Em
1954, Pablo Neruda publica Odas
elementales, resultado de seu desejo, assim o explica em Confieso que he vivido, de
reescrever muitas coisas já contadas, ditas e reditas. Foi um livro muito
bem recebido pela crítica, mesmo daquela que, até então, lhe havia sido
adversa. Nele revelou, como nos que se lhes seguiram, Nuevas odas elemementales (1956) e Tercer libro de las odas (1957), um novo rumo na sua poesia, um dos
seus mais ricos ciclos poéticos. Com admirável claridade e alegria, busca
mostrar a beleza das coisas simples, aceitando o dever que acredita ser o do
poeta: cantar para todos e, com o seu canto, dar um sentido à vida.
“Oda
a la cuchara” (Ode à colher) pertence ao Tercer
libro de las odas, cujo primeiro
poema, “Odas de todo el mundo”, como a “Ode à crítica I” e “Ode à crítica II”
(respetivamente de Odas elementales e de Nuevas odas elementales),
é um dos manifestos desse lirismo que pretende doutrinar com versos: o que é
belo também é um ensinamento para os homens. Como o pregão de um mascate – Eu vendo odes, De tudo / um pouco / tenho / para todos – Pablo Neruda as oferece:
elas são de todas as cores e tamanhos, seráficas, selvagens, finas / enroladas / como arame ou de inclinação dolorida / cobertas / pelo / aroma
/ enterrado / dos lilás. Um universo em que se misturam as escuras alegrias infundadas, as coisas do coração partido, com a simplicidade
do cotidiano, presente no tomate, no cimento, nos trens, na colher.
A
estrofe inicial da “Ode a la cuchara” remete a esse querer
transmitir ensinamentos. Nos primeiros versos, define a colher como a concha, a
mais antiga mão do homem, cuja forma,
na madeira ou no metal de que é feita, deixa perceber, ainda, o molde / da palma / primitiva [...], oco nascido da palma de
sua mão, ao qual o homem acrescenta um braço de madeira. Assim, espalhou-se por
itinerários feitos de montanhas, rios, barcos e cidades, castelos e cozinhas
onde o difícil – algo na aparência tão óbvio, mas que o Poeta não deixa por
dizer – foi ela juntar-se com o prato do
pobre e com sua boca.
A quinta
estrofe é feita da voz do Poeta , não mais a defini-la, cada / vez / mais / perfeita, a lembrar que, pequenina, na mão da
criança, lhe oferece o mais antigo / beijo
da terra /[...], porém a assumir um coletivo indicado pelo verbo, na
primeira pessoa do plural, que propõe o tempo de uma nova vida. Os verbos lutar
e cantar, indicando as ações necessárias, num gerúndio a expressar
continuidade, e o verbo será a
expressar a certeza desse mundo sem fome
que o Poeta vislumbra. E que imagina imenso com todos os pratos na mesa, um vapor oceânico de sopa e um total
movimento de colheres. O alimento, um direito de todos os homens como a beleza
e a alegria, representada pelas flores, acrescidas a essa mesa posta e farta.

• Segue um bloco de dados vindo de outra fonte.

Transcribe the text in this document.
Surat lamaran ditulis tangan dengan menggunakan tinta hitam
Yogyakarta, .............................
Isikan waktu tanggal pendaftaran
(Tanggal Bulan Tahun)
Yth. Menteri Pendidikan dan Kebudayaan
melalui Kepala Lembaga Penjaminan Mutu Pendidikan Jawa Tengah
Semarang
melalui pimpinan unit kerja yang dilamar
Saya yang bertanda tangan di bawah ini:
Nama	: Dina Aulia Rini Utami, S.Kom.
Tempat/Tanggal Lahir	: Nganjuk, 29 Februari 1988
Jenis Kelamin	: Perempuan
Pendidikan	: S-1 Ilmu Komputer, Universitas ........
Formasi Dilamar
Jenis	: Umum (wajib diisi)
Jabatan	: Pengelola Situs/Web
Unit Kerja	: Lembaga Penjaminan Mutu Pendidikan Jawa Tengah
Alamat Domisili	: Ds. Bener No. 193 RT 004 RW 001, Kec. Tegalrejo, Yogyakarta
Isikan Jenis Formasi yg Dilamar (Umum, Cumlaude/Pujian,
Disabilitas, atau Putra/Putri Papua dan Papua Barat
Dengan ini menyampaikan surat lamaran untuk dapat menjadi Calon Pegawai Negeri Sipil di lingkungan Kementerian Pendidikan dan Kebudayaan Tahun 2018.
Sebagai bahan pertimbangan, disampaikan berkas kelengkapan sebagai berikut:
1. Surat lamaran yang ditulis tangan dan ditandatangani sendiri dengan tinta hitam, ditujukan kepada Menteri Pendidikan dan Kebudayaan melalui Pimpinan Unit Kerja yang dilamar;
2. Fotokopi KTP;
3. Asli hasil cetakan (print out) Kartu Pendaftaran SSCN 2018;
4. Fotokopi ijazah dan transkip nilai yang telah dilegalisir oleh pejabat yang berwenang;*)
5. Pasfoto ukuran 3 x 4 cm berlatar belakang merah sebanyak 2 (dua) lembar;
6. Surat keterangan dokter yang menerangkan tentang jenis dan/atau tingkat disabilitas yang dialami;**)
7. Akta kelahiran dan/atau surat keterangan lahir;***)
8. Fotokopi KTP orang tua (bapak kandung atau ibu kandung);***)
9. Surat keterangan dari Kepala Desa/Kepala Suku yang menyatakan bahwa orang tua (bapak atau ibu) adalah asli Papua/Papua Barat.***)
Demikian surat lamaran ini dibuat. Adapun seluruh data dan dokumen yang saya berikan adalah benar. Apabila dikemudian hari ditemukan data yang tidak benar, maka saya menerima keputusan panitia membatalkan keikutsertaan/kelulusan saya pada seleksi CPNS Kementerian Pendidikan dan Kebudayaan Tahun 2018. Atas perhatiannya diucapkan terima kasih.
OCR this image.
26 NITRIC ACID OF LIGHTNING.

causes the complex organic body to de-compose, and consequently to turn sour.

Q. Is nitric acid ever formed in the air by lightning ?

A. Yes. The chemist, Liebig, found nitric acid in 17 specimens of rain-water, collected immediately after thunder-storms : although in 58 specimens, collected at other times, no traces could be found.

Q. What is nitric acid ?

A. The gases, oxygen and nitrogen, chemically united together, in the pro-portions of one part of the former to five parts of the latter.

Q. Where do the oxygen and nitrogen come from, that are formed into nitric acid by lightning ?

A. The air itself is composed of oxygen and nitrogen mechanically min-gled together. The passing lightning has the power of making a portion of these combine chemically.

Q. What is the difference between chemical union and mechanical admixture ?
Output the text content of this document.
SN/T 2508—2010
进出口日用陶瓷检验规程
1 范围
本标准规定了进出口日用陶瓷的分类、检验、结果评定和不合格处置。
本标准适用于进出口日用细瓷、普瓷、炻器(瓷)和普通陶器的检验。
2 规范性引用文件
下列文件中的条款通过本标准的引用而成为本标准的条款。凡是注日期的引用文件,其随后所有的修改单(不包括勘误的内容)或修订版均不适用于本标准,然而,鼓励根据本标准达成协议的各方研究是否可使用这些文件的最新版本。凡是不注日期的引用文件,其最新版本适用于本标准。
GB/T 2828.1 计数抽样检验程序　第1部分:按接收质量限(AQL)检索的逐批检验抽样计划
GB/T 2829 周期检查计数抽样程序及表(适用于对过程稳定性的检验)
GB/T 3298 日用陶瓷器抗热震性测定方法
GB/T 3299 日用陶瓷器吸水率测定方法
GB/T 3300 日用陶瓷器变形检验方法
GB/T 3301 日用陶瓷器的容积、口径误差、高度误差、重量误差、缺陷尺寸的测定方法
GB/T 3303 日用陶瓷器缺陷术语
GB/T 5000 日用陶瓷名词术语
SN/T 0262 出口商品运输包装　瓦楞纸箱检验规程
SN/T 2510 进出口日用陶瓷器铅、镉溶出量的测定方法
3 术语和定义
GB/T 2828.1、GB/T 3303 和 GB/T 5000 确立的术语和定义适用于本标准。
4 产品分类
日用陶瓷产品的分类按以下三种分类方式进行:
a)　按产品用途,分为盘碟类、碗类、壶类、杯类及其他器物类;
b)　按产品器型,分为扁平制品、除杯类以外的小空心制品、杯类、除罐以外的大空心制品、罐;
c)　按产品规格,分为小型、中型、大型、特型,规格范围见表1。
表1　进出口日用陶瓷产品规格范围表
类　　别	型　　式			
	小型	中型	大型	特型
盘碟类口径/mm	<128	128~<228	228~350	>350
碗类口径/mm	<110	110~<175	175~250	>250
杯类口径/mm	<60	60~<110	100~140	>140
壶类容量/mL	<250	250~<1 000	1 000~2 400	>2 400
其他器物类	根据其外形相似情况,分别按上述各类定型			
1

Flores humanizadas pelo adjetivo felizes
que envolve também o alimento (a sopa fumegando) e aos que dele usufruem
(compreendidos no total movimento de
colheres). Significado luminoso e em acorde com o pensamento do Poeta ao
almejar uma sociedade sem castas. E, em acorde com os primeiros percursos da
colher ao abrigar a água e o sangue / selvagem
/ palpitação / de fogo e caçada e a
herança silenciosa, / das primeiras águas
que cantaram. Na sua voz, que deseja ensinar, se mistura a que procura o
interlocutor (Sim, colher, diz um de
seus versos) e a que exprime a sua esperança e a de outros na utopia de
entrever o mundo sem fome. E iluminado pela beleza das flores felizes.
Muito interessante essa ode a colher, como um poeta consegue acoplar os utilitários utilizados pelos homens, fazendo um histórico de sua evolução, bem como seu uso tanto pelo pobre como pelo rico. Imagino que as colheres foi um instrumento primeiramente utilizado pelos de poder aquisitivo maior.